The secret of success is constancy to purpose. Benjamin Disraeli

Sixty fishing and environmental organizations and over 91,000 individuals contacted the ASMFC in support of strong new measures to protect Atlantic menhaden. (See lead story, page 1) Public input on this issue, according to the commission, was unprecedented, nearly four times the old record for most comments received.

If overwhelming public support was all it took to save menhaden, however, we would have won this battle long ago. We always believed that, given the opportunity to back real change, the many thousands of fishermen and wildlife enthusiasts up and down the coast who understand how important these little fish are would make their voices heard. But that opportunity, which came this year in the form of Addendum V to the Atlantic Menhaden Plan, was years in the making.

For over a decade, the NCMC was always there - at meetings of the Menhaden Management Board, Technical Committee, Advisory Panel and Stock Assessment Subcommittee, and dozens of ecosystem-based management meetings and workshops sponsored by NOAA, the Chesapeake Bay Program and others. We were tireless in informing, assisting and, yes, pushing the commission toward an ecosystems approach, making certain that menhaden’s importance as forage would be a topic at every single meeting where it was discussed.

THE SET-UP

When the ASMFC finally moved to adopt a new overfishing threshold that would trigger rebuilding, the commission neglected to suggest specific rebuilding targets to manage the fishery to. So we immediately went to work providing the Plan Development Team with information on a range of targets that would protect menhaden’s ecological role while still providing fishing opportunities.

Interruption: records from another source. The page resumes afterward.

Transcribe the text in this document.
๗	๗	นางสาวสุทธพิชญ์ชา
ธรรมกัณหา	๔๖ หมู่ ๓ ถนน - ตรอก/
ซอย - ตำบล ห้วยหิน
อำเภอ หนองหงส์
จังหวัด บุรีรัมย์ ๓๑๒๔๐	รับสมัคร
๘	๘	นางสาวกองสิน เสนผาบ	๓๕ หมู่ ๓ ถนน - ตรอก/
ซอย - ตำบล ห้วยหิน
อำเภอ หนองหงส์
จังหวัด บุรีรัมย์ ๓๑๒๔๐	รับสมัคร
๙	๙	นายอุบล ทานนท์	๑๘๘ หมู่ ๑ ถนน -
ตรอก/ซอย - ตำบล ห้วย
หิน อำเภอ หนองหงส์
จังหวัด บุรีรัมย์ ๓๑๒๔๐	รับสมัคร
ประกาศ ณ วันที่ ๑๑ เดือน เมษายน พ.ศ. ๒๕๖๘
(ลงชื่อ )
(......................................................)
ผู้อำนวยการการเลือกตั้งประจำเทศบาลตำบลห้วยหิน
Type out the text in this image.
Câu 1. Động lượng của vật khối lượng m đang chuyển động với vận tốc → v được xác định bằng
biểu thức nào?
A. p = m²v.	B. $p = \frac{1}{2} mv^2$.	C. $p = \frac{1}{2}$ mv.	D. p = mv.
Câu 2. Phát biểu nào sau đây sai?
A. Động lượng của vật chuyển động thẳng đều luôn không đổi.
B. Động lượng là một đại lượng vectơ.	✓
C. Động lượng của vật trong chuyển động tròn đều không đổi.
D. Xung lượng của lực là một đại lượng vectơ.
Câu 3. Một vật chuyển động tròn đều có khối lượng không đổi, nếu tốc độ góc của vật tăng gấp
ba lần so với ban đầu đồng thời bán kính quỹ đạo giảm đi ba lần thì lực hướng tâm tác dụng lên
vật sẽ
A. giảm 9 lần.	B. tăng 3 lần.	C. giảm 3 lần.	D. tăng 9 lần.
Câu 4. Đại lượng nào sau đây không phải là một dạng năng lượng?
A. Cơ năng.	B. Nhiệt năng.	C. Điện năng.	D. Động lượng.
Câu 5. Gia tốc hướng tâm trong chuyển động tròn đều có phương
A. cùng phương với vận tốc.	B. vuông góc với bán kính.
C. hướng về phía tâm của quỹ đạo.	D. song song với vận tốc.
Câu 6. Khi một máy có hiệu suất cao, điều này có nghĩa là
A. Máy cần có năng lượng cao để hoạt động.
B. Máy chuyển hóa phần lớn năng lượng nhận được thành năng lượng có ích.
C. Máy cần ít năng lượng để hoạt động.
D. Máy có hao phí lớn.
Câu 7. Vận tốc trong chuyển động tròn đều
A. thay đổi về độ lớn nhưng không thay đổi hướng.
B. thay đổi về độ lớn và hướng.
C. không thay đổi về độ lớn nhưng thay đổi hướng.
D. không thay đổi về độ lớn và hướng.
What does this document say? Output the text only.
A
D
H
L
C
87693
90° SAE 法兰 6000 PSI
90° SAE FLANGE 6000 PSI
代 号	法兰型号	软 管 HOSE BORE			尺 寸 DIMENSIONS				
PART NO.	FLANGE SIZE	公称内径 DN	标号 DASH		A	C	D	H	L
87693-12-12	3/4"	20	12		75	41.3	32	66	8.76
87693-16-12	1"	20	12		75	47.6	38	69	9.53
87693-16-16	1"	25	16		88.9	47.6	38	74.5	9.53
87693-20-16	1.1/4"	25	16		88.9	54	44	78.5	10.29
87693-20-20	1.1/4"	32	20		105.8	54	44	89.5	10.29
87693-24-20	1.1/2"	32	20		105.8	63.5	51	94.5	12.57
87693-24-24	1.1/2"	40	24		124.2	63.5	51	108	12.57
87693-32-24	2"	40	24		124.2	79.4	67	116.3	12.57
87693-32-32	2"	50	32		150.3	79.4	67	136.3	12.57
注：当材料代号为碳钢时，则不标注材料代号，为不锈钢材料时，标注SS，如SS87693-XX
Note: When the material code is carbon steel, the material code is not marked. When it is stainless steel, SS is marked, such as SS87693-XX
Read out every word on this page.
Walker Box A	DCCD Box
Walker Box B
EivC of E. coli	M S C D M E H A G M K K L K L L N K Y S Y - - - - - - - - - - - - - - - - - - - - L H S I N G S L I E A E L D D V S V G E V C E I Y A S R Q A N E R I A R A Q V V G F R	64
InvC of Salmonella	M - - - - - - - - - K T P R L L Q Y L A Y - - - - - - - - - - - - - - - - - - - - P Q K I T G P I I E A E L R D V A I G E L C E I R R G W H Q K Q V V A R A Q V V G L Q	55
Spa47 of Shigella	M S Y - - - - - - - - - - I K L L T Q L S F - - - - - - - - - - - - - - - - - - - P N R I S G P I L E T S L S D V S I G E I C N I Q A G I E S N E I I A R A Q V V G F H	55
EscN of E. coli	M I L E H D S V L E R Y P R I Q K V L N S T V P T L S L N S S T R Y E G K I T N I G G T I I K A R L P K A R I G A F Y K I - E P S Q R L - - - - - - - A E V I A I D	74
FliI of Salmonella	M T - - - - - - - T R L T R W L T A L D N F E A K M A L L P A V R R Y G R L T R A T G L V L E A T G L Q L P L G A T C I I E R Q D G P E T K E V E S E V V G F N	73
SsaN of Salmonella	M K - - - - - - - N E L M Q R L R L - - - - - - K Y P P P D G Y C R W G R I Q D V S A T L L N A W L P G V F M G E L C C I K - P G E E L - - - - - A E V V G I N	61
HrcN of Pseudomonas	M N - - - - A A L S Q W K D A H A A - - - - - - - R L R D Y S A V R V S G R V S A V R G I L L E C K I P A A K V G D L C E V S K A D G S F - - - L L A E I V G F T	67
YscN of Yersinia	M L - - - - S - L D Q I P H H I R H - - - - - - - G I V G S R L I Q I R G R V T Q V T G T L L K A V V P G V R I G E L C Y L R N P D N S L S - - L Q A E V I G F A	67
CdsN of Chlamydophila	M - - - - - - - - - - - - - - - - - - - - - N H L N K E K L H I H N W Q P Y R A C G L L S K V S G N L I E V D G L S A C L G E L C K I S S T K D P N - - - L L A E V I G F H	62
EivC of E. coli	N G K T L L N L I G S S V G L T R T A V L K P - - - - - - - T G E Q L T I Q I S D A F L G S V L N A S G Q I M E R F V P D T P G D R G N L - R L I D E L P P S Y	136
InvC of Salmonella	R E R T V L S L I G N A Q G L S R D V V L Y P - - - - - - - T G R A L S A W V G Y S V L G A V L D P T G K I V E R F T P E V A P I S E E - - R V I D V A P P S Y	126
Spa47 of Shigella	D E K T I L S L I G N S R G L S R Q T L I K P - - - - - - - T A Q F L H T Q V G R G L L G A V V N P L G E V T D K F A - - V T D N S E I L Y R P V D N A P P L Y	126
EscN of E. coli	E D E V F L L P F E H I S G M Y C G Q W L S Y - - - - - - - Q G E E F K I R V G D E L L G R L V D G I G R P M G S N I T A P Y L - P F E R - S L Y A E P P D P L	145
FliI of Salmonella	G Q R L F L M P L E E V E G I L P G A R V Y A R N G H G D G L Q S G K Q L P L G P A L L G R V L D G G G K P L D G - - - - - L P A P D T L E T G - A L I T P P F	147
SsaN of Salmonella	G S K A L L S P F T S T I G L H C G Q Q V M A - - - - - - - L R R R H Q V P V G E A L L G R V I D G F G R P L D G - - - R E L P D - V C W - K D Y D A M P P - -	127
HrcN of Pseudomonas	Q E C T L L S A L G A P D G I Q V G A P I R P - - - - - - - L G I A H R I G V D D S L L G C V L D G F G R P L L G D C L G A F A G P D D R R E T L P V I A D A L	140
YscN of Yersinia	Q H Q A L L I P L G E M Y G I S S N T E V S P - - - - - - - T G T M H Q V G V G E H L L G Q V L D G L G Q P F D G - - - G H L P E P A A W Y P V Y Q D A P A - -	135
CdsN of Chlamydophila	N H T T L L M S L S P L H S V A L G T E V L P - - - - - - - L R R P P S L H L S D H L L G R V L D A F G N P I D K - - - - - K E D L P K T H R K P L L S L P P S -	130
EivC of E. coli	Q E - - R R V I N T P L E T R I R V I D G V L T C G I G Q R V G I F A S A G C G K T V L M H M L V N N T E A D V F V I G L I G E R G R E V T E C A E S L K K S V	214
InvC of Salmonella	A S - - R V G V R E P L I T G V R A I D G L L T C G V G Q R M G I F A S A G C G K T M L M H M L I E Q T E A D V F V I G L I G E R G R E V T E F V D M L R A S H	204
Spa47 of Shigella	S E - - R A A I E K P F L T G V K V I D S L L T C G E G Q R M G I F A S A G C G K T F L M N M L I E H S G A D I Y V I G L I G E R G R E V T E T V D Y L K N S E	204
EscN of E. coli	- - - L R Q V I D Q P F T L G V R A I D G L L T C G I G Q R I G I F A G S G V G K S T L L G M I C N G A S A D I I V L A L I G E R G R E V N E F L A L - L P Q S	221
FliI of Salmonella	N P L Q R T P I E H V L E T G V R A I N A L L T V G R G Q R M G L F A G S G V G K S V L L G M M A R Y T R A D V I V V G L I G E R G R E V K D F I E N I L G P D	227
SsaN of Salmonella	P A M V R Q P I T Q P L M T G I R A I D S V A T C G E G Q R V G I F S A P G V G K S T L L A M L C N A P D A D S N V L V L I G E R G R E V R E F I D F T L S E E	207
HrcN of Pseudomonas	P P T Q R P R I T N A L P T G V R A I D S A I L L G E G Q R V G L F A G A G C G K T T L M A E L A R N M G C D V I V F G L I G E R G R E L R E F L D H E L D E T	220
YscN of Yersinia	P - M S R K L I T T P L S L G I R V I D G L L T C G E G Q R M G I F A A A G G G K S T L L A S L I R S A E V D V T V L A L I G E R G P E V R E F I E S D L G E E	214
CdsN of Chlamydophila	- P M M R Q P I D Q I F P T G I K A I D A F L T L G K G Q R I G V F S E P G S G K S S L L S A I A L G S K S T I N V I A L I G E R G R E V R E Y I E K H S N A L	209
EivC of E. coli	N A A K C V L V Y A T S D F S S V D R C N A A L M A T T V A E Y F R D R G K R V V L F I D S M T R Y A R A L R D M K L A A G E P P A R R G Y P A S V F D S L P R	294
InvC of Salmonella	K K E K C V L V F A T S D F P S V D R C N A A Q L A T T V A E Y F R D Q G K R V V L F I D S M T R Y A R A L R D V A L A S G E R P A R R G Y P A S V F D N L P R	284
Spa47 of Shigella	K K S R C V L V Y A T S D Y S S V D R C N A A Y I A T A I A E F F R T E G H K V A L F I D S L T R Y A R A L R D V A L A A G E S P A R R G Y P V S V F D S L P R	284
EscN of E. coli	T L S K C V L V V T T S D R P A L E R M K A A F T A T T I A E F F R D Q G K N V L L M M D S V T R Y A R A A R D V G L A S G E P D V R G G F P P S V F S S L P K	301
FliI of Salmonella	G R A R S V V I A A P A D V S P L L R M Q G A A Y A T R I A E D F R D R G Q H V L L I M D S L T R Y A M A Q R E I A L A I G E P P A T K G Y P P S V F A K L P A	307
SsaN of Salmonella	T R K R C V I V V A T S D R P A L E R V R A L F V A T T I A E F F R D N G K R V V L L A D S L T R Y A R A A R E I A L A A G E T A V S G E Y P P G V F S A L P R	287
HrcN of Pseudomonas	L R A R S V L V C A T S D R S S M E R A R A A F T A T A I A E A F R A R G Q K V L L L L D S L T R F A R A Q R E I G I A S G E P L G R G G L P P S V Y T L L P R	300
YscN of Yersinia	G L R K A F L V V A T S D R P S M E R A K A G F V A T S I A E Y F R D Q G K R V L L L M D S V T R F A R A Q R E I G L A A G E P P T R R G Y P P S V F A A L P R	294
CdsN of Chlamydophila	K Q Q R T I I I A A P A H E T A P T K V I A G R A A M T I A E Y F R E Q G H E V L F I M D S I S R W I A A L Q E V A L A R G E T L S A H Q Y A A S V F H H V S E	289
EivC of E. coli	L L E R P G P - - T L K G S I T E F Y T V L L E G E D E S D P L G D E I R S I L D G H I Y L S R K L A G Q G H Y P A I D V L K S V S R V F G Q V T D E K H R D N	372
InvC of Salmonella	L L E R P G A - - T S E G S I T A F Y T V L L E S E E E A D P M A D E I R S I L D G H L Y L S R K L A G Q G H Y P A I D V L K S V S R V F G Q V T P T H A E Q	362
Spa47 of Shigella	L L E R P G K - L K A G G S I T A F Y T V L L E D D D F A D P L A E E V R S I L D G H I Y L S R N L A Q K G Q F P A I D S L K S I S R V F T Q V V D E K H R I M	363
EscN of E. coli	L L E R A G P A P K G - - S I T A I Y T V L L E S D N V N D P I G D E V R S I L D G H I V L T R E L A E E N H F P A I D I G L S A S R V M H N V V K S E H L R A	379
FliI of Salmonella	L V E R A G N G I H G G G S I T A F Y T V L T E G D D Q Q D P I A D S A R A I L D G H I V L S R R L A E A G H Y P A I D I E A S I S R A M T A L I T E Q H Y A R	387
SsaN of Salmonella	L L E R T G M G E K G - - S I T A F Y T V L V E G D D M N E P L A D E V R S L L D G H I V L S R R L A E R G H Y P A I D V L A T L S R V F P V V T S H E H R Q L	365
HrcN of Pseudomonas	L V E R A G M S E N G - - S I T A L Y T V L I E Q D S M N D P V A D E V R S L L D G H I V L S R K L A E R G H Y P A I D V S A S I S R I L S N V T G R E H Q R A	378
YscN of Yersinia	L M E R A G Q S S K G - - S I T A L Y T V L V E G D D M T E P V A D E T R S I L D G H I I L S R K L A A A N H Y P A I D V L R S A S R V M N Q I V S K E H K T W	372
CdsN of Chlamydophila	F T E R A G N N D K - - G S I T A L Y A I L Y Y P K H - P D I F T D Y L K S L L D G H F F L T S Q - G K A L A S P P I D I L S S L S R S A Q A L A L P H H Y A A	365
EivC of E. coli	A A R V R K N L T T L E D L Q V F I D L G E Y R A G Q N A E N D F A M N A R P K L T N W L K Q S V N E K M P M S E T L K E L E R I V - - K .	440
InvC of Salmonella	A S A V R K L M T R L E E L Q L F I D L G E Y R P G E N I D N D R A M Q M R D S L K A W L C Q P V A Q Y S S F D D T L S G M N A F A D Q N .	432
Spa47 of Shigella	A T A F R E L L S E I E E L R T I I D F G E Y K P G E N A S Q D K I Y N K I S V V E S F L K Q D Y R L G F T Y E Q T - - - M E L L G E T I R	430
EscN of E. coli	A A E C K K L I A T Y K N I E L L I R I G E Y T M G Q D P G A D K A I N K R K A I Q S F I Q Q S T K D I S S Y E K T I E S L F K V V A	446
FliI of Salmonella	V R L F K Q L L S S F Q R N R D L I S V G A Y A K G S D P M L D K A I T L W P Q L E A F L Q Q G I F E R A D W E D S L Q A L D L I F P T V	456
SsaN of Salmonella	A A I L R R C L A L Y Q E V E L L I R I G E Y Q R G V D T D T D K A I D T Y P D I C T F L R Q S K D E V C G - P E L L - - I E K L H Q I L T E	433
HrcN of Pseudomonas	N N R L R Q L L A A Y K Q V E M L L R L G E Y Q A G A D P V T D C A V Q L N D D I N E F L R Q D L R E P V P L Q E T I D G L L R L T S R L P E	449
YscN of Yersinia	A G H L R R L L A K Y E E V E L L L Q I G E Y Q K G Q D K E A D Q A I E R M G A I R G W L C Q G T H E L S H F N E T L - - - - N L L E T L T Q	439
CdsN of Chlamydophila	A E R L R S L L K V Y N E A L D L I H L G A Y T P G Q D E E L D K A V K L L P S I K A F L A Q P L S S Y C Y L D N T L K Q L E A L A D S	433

Here’s where our previous work within ASMFC and with other institutions came into play. It was NCMC that initiated the recent changes to federal fisheries guidelines calling for forage fish to be maintained at a higher population size than other species, or more than 40% of the unfished level. We started the campaign to get the Marine Stewardship Council to consider ecological standards for certifying forage fish as “sustainable,” resulting in new MSC criteria, including a target reference point for forage species like menhaden of at least 40%.

We submitted reviews of scientific papers on setting targets safely above thresholds and rebutting industry claims that only the environment, not fishing, affects menhaden abundance. We brought forward authoritative science showing that, even if ecological considerations are ignored, a target of 30% is a standard measure for a sustainable fishery. In the end, an addendum that began in March with only a 15% threshold offered the public target options of 30% and 40%.

The rest, as they say, is history. To use a sports analogy, we played the game for the full nine innings, eventually moving a runner into scoring position. Then, in the bottom of the ninth, out came the heavy hitters – 91,000 of them - to drive it home.